In “For Pain,” her friend and coworker, Kathleen, deals with prescription drug addiction after being in a car accident. Maybe “if she had seen another doctor, one who found a way to give her the MRI necessary to see the problem and the surgery required to fix it—maybe she would have been a totally different person, living a totally different life. I want to believe this. I do.” And therein lies the poignancy of this collection: can’t we do better for the next Kathleen or the next Emily who is wheeled in through the automatic doors?
The collection was written pre-COVID and ends just as COVID cases are beginning to rise. All the fissures in the dam that Maloney has so eloquently cast light on have now been obliterated by the tidal wave of the pandemic.
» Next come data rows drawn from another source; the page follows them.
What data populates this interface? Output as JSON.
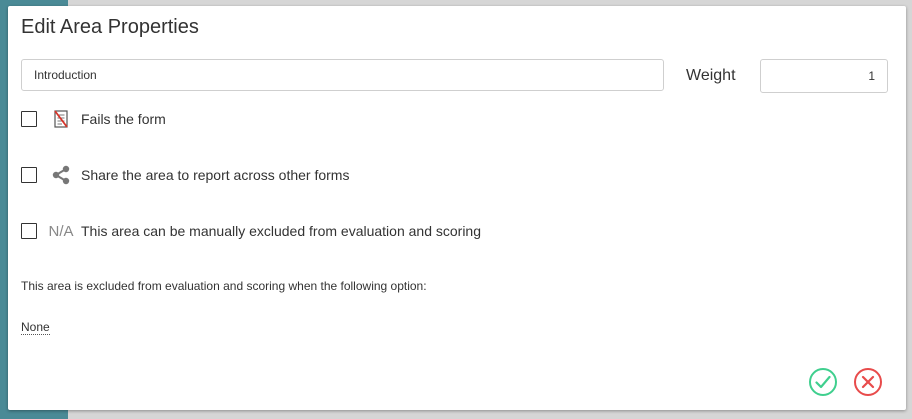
{
  "dialog": {
    "title": "Edit Area Properties",
    "area_name_value": "Introduction",
    "weight_label": "Weight",
    "weight_value": "1"
  },
  "options": [
    {
      "label": "Fails the form",
      "icon": "fails-form-icon",
      "checked": false
    },
    {
      "label": "Share the area to report across other forms",
      "icon": "share-icon",
      "checked": false
    },
    {
      "label": "This area can be manually excluded from evaluation and scoring",
      "icon": "na-icon",
      "icon_text": "N/A",
      "checked": false
    }
  ],
  "exclusion": {
    "text": "This area is excluded from evaluation and scoring when the following option:",
    "selected": "None"
  },
  "colors": {
    "confirm": "#3fcf8e",
    "cancel": "#e84b4b",
    "sidebar": "#4a8a96"
  }
}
All the chronic pain that patients, including providers as patients, were dealing with before COVID didn’t go anywhere and, in fact, is exacerbated in any number of ways. As Maloney writes, there is a “pandemic layered over pandemic like sediment. I want to know what’s happening a few layers down. In one group, they have put the suicide hotline in the header, so people can have someone to call.”
I look online at today’s New York Times and again Maloney’s insights reverberate: “We Know the Real Cause of the Crisis in Our Hospitals. It’s Greed. Nurses would like to set the record straight on the hospital staffing crisis. . . . chronic understaffing by profit-driven hospitals that predates the pandemic.” Maloney, too, would like to set the record straight in this compassionate and precise portrait of the American healthcare situation that we are all in collectively. Individually, she is still working through her own story because “the truth is, I don’t know the truth.” These essays are the important testimony we all need to heed collectively and hear individually—we all face the cost of living.
Ann Przyzycki is an editor and writer who lives in Seattle.